John Robbins has mp3 download series on Justification/NPP/Auburn Avenue.
Mp3 downloads
It is collection 13.


----------



## RamistThomist (May 21, 2005)

Were it someone else I would be interested in listening to it. Robbins's circle of orthodoxy is too small. Quite a few on this board would not fit in it.


----------



## fredtgreco (May 21, 2005)

The problem is, if so many were not interested in molly-coddling the purveyors of such new and dangerous teachings, no one would even have to listen to Robbins.


----------



## RamistThomist (May 21, 2005)

A more balanced summary/critique can be found here

I thought this to be a very good essay describing the NPP.


----------



## RamistThomist (May 21, 2005)

> _Originally posted by fredtgreco_
> The problem is, if so many were not interested in molly-coddling the purveyors of such new and dangerous teachings, no one would even have to listen to Robbins.

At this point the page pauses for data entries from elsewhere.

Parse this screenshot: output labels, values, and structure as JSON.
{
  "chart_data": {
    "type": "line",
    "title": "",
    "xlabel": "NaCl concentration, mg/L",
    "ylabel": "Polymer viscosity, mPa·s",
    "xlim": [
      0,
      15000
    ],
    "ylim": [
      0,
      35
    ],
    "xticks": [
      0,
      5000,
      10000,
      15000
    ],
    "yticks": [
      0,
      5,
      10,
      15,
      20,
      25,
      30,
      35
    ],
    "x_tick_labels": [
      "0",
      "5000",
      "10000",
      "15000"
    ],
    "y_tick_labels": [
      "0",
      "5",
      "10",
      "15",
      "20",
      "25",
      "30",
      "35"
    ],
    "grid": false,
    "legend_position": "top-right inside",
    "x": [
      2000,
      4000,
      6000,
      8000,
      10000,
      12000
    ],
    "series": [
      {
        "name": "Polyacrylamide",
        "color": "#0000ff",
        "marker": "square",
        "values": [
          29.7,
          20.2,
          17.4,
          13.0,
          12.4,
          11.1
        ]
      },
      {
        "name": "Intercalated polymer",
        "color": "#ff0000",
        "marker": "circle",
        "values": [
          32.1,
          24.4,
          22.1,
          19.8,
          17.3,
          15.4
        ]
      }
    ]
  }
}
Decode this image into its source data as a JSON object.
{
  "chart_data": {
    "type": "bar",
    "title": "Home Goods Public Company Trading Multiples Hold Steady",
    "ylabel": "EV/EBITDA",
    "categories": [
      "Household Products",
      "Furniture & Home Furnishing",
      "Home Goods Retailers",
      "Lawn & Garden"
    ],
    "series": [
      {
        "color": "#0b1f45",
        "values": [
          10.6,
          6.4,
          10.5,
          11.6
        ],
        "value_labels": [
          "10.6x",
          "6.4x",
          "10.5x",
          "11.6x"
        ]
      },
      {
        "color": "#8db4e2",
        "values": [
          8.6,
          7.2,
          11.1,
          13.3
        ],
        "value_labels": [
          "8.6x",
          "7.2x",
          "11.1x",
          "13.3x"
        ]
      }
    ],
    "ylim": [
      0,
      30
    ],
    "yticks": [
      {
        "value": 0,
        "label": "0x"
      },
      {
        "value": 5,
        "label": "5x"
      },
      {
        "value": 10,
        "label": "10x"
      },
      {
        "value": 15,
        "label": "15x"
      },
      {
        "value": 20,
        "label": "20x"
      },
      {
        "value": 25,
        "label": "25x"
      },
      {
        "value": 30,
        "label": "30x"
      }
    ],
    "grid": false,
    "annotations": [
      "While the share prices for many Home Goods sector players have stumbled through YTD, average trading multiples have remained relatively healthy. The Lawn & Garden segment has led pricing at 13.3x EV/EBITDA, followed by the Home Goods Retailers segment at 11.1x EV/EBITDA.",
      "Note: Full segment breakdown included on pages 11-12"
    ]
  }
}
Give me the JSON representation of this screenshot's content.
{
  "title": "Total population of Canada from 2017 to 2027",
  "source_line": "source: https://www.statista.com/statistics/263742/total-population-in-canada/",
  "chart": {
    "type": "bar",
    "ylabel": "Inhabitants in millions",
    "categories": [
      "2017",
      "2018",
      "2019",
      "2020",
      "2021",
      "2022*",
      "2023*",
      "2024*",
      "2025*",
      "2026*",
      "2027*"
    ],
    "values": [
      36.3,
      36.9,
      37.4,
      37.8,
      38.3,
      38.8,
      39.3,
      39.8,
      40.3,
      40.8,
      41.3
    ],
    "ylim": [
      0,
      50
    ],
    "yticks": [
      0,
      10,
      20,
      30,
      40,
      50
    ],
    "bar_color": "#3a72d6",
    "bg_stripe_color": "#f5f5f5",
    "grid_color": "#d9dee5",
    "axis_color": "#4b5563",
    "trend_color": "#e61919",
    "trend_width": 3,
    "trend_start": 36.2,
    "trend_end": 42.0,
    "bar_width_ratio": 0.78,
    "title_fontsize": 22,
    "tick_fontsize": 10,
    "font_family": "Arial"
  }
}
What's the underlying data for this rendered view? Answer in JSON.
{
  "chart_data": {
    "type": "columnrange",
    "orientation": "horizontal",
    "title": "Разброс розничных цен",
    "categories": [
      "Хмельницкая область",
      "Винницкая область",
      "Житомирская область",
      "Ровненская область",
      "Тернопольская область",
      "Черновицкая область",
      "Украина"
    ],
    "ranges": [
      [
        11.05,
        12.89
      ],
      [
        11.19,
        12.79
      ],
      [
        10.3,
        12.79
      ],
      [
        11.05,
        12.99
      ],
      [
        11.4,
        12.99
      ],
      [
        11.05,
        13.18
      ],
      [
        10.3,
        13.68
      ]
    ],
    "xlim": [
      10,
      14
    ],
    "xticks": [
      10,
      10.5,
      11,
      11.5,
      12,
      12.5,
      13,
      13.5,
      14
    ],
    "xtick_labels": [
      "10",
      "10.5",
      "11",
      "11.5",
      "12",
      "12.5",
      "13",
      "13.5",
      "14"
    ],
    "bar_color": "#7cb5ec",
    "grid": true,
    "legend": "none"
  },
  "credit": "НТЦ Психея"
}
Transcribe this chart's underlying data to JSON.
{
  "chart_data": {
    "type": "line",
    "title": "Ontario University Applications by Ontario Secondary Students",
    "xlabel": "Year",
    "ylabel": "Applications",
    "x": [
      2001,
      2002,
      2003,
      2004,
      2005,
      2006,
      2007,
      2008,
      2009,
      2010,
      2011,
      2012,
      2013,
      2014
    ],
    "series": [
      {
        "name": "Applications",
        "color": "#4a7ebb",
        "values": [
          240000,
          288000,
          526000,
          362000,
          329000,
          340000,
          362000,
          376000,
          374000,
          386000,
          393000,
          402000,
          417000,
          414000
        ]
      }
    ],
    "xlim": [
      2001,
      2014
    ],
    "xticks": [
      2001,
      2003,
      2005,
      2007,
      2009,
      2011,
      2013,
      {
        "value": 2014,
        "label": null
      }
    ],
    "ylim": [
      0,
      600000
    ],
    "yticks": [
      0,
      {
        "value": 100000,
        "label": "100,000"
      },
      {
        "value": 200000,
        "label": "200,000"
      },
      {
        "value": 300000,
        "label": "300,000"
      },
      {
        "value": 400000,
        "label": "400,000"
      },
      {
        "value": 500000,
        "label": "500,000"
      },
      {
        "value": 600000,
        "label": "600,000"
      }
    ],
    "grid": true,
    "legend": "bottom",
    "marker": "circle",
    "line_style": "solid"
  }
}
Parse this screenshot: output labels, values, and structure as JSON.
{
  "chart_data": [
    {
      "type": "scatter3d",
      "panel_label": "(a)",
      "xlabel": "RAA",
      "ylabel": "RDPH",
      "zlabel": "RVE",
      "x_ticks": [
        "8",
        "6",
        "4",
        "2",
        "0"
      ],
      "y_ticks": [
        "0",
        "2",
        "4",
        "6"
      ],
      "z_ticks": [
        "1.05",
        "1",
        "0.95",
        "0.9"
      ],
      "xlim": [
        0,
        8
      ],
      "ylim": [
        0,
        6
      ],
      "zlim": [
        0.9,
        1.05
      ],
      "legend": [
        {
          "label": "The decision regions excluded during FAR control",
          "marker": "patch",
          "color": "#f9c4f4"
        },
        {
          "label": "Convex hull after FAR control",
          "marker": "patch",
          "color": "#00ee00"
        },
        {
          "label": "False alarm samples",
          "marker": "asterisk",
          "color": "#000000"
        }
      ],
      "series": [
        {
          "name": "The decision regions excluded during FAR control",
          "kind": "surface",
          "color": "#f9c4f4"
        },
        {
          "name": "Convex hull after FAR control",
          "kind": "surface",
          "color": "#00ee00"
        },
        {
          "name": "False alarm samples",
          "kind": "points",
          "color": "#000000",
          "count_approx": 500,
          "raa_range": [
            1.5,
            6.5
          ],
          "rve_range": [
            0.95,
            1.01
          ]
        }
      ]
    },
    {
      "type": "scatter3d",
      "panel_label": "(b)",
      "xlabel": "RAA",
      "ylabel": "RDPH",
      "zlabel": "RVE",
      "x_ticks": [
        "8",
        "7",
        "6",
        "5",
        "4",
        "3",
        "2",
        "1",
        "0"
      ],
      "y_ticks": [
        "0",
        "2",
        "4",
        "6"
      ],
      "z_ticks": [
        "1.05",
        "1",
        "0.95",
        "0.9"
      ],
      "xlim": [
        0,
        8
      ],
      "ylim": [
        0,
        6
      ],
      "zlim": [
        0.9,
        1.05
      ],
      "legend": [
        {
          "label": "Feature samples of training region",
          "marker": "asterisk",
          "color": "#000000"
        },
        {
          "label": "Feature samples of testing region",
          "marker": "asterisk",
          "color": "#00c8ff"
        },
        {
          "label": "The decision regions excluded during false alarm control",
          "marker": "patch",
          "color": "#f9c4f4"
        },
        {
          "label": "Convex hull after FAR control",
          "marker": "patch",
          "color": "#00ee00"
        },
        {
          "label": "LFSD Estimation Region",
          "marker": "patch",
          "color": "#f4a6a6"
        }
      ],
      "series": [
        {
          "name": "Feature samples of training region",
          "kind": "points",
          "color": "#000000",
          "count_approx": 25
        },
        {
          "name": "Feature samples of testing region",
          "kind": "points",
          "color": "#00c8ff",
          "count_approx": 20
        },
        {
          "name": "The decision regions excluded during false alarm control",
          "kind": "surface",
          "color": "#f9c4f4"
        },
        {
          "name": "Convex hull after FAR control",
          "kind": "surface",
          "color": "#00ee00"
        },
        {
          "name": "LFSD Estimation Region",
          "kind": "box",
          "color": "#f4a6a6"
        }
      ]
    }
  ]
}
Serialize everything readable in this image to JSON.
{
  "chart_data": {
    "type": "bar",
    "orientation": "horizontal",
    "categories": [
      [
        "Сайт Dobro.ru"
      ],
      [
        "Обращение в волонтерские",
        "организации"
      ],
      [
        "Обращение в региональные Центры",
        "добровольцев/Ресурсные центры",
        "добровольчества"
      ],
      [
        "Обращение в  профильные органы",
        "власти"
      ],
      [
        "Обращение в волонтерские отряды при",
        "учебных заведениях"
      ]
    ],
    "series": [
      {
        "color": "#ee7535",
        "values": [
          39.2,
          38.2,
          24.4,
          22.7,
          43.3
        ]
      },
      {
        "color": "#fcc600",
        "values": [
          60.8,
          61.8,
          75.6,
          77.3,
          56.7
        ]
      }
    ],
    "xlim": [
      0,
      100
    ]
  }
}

That is why I go to Ligon Duncan/Mark Dever any day over Robbins.


----------



## Poimen (May 22, 2005)

> _Originally posted by Draught Horse_
> Were it someone else I would be interested in listening to it. Robbins's circle of orthodoxy is too small. Quite a few on this board would not fit in it.



None of us would.


----------



## PuritanCovenanter (May 22, 2005)

He was just promoting the Evangelical Presbyterian Church in his last newsletter. I kid you not. I found that a little odd.

[Edited on 5-23-2005 by puritancovenanter]


----------



## PuritanCovenanter (May 24, 2005)

OOPS. I made a mistake. It isn't the EPC. It is theERPC. Sounds like we have a new denomination springing up due to the NPP/Auburn Avenue doctrines.


----------



## Myshkin (May 24, 2005)

> _Originally posted by Draught Horse_
> A more balanced summary/critique can be found here



Thanks for posting this. Glad to see Covenant Seminary is not indifferent to the issue.


----------



## Reed (May 26, 2005)

Thanks for the heads up on the posting from Bryan Chapell -- I appreciated how he connected the NPP issues to Federal Vision/Auburn Ave. controversy. I'm starting to get a clue on this issue now...
Reed


----------